Pakistan High Commissioner Abdul Basit on Thursday said the bilateral peace process with India stands "suspended" and indicated that NIA investigators will not be allowed to visit there for the probe into the Pathankot attack.

Basit said at a media interaction in Delhi that the dialogue was presently suspended, something India has been reluctant to address.

Both these claims were later rubbished by External Affairs Ministry spokesperson Vikas Swarup.

The Pakistan envoy poured cold water on India's expectations that an NIA team would be allowed to visit Pakistan for the Pathankot terror strike probe on the basis of reciprocity, a Pakistani Joint Investigation Team (JIT) having just concluded a visit to India.

"The whole investigation is not about the question of reciprocity in my view. It is more about extending cooperation or our two countries cooperating with each other to get to the bottom of the incident," Basit said.

MEA spokesperson Vikas Swarup asserted that before the JIT's visit both sides had agreed that it would be on the basis of reciprocity.
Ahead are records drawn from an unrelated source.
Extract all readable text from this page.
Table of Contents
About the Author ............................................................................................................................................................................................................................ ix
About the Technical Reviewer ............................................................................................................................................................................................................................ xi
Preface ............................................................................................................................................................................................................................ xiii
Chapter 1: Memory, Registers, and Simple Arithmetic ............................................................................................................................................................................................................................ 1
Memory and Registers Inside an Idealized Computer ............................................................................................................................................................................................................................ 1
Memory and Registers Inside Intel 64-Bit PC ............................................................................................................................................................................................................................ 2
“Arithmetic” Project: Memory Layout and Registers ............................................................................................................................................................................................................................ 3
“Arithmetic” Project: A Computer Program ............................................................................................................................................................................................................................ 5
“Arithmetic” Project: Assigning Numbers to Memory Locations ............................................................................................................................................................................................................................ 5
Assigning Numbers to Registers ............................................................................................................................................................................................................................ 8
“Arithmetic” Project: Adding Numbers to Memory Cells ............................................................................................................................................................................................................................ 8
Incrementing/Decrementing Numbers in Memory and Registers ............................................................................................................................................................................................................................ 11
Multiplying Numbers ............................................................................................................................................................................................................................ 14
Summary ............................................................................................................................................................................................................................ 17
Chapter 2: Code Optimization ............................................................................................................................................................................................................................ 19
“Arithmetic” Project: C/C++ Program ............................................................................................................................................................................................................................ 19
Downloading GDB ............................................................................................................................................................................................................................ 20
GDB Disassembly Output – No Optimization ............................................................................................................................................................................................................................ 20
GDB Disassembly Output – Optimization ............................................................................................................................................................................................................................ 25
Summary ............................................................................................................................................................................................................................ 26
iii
"MEA would like to clarify that on 26 March, 2016, before the visit of the JIT, the Indian High Commission formally conveyed to the Pakistani Foreign Ministry that the Terms of Reference 'are broadly agreed to with the proviso that these would be on the basis of reciprocity and followed in accordance with extant legal provisions," he said.

To contradict Basit's statement on the peace process, Swarup read out a statement made by Pakistani Foreign Ministry spokesperson Nafees in which he had said:"I have stated this many times that both countries are in contact with each other and it has been reiterated from both sides that modalities are being worked out."

Raises 'K' word: Basit also raised the Kashmir issue, saying it is the root cause of mistrust between the two sides.

"Let's be realistic. It is the Jammu and Kashmir dispute that is the root cause of mutual distrust and other bilateral issues. Therefore, its fair and just resolution, as per the aspirations of the people of Jammu and Kashmir, is imperative. Attempts to put it on the back burner will be counterproductive,"

Basit opened his interaction with a written statement in which he made a pointed reference to a former Indian Navy officer Kulbhushan

Jadhav, currently in detention in Pakistan on charges of spying.

Jadhav's arrest "irrefutably corroborates what Pakistan has been saying all along", he said alluding to Pakistani charges that India was fomenting trouble in the restive province of Balochistan.